The chaplain of ARCYBER, Col. Gregory Edison, speaking at the 2019 National Prayer Luncheon at the Fort Belvoir Officers’ Club, May 22, said the apostle James made a point that praying with passion and intensity is an important part of seeing our prayers answered, adding that being with each other, and God, will influence how effective our prayers will be. 

“You’ll never see the word ‘prayer’ in modern military doctrine or in field manuals or Army techniques publications but, in Biblical times, it was utilized and strategically effective,” he said, pointing to Joshua’s victories through faith in God, rather than military might or numerical superiority. 

Citing the patriotic portrait of General George Washington praying at Valley Forge before sending his men to battle, Edison explained prayer is in the ethos and fabric of America, built on the First Amendment’s cornerstones of freedom and religion. 

Edison said the Army seeks solutions for certain problem-sets, and so does faith in prayer. To pray with passion, he offers five suggestions: 

•Remind yourself of answered prayers 

•Remind yourself of God’s promises for you (Edison says there are more than 50 listed in the Bible) 
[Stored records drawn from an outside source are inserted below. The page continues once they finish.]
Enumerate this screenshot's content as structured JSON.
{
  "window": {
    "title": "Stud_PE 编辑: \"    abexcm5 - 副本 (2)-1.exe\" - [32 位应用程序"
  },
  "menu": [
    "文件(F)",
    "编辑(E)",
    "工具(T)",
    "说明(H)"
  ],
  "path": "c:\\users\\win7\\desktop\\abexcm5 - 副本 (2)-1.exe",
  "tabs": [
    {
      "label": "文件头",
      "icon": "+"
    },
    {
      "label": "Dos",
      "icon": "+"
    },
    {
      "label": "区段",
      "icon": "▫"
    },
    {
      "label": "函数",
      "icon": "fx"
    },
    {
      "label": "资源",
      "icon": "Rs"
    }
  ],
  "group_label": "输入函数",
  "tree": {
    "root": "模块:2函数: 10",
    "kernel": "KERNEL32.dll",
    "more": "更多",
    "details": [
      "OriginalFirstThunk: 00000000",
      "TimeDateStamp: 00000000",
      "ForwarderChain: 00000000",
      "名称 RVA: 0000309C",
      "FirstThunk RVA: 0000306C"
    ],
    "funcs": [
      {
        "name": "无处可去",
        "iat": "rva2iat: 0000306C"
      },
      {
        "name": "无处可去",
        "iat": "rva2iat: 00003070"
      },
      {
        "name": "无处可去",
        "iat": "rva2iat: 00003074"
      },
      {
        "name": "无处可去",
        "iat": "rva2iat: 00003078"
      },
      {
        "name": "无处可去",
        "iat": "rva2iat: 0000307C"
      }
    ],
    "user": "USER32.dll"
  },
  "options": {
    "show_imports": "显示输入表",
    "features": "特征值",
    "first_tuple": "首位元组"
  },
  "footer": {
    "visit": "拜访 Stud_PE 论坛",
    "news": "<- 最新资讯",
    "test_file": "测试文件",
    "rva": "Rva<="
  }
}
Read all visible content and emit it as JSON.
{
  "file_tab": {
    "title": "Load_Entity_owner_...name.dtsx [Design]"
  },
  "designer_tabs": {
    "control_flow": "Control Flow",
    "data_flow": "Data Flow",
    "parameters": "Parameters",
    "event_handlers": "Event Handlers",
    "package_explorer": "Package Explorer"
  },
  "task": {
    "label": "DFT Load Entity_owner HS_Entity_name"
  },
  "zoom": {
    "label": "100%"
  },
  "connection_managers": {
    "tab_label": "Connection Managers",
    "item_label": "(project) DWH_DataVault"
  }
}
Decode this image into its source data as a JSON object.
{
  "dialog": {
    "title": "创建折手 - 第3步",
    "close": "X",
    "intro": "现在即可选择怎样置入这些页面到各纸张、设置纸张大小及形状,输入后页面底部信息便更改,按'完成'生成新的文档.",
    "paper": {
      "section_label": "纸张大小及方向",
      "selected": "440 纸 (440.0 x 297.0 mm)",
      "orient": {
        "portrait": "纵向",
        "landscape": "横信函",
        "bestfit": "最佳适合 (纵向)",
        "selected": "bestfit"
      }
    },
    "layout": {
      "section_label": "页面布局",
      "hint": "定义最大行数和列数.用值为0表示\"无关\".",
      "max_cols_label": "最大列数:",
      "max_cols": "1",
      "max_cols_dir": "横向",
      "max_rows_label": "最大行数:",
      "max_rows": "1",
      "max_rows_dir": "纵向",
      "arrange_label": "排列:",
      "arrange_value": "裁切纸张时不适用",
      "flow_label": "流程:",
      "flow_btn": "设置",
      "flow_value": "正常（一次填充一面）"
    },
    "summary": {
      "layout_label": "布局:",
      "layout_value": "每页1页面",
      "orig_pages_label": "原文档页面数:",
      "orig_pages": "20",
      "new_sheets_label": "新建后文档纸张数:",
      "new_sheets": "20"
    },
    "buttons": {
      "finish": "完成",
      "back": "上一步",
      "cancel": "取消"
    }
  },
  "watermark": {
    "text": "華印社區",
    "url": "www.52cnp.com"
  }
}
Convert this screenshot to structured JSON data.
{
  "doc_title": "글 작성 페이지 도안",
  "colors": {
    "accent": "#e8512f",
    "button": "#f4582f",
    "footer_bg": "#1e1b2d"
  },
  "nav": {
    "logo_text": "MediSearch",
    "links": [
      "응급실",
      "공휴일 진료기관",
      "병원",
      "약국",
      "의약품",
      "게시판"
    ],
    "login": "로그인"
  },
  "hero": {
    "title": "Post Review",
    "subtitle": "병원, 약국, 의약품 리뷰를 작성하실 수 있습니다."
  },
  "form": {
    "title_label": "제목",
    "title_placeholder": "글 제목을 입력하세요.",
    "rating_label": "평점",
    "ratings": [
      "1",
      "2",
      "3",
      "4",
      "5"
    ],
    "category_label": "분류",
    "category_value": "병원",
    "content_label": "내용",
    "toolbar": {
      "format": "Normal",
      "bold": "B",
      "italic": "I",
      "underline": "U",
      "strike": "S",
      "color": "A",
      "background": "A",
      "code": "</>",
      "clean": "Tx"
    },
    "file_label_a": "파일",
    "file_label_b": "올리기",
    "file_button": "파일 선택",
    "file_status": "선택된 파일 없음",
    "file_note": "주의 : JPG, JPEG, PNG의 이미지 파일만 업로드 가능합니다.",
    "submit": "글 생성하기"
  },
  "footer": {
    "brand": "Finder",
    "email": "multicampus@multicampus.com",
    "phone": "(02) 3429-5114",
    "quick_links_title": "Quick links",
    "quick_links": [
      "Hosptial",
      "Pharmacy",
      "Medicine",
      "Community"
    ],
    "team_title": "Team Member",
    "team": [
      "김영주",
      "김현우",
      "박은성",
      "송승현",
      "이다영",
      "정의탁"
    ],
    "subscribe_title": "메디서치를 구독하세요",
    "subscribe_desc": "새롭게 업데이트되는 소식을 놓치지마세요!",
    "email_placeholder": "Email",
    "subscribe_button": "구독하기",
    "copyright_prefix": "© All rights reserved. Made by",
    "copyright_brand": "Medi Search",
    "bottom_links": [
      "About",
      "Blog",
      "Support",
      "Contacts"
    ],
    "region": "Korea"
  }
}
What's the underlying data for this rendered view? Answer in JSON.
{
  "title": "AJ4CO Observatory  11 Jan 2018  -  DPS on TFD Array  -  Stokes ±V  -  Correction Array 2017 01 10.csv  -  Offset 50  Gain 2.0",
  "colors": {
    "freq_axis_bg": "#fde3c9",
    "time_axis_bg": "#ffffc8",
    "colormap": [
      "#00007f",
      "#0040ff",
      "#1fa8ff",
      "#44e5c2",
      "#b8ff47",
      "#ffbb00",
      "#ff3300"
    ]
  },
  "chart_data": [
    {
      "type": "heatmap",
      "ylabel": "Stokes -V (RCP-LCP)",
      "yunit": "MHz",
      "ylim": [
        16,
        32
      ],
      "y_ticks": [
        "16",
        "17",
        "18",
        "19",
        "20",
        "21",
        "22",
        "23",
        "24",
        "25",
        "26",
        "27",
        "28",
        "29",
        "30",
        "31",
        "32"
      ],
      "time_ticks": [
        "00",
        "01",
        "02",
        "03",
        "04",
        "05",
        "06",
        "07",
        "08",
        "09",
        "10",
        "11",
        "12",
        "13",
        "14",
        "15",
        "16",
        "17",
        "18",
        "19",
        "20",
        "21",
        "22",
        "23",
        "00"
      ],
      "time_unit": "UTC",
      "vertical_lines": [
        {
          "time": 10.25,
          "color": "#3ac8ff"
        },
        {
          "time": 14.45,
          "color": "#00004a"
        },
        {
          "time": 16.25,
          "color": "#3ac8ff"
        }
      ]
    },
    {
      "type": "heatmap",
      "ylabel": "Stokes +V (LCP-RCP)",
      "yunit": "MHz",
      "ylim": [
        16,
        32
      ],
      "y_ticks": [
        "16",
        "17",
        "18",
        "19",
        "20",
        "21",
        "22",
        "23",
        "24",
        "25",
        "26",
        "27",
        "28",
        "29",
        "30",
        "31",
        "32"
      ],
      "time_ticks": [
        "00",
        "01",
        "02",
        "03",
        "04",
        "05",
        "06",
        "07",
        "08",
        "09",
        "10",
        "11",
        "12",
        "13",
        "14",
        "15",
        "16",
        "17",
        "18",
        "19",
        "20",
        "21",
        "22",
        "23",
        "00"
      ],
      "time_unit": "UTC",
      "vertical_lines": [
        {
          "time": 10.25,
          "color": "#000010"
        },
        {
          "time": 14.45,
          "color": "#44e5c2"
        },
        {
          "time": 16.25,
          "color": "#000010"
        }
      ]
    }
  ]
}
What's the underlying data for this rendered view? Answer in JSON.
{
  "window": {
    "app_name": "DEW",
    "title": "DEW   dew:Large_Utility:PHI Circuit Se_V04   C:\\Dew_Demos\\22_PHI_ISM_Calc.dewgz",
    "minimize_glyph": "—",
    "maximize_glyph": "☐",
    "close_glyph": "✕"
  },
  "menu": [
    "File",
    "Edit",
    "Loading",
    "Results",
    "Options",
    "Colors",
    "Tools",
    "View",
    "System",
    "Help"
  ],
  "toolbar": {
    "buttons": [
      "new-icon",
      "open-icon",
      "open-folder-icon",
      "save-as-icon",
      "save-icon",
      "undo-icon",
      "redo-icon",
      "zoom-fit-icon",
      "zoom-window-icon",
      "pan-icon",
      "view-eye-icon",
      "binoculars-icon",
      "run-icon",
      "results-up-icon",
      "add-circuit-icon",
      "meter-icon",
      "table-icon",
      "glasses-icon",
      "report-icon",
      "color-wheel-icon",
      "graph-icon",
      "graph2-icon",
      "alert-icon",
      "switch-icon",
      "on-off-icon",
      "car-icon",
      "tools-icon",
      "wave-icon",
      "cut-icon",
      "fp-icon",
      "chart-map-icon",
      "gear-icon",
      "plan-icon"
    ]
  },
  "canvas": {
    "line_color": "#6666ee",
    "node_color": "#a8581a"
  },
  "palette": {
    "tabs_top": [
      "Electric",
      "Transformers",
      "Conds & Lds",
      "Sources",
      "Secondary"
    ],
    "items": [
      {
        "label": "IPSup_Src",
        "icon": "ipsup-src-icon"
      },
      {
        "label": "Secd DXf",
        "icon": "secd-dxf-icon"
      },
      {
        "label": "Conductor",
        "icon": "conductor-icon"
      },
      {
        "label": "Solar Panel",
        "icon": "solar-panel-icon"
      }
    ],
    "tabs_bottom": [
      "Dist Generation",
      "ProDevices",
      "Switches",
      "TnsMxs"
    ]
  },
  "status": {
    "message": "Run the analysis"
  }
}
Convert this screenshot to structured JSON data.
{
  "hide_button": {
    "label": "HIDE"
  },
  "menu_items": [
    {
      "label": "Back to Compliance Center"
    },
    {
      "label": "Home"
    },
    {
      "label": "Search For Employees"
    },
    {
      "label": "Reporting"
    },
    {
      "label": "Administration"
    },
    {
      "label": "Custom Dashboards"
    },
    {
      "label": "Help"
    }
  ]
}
•Make friends with people who are passionate about their faith and their enthusiasm will be infectious 

•Spend time in worship and adoration of the Lord 

•Spend time alone with God; mute all distractions and enjoy God’s praise 

Prayer is more than a tool; it is a conversation, Edison added. 

“Prayer does not fit us for the greater work; prayer is the greater work,” he said. 

In keeping with the military’s love of acronyms, he shared one with everyone attending the luncheon, ACTS: 

“A is for adoration. Worship and adore God for his grace and forgiveness. C is for confession. Confess to God about sins before you make requests of him. T is for Thanksgiving. Thank God for your spouse, children, co-workers or anything God brings to mind. S is for supplication. Ask God for those things that are heavy on your heart.” 

Edison advised not to worry about using religious language, and to remember that prayer is a simple conversation with God that is both reverential and relational. 

The National Day of Prayer, an observance usually held the first Thursday in May, was established by President Harry Truman in 1952.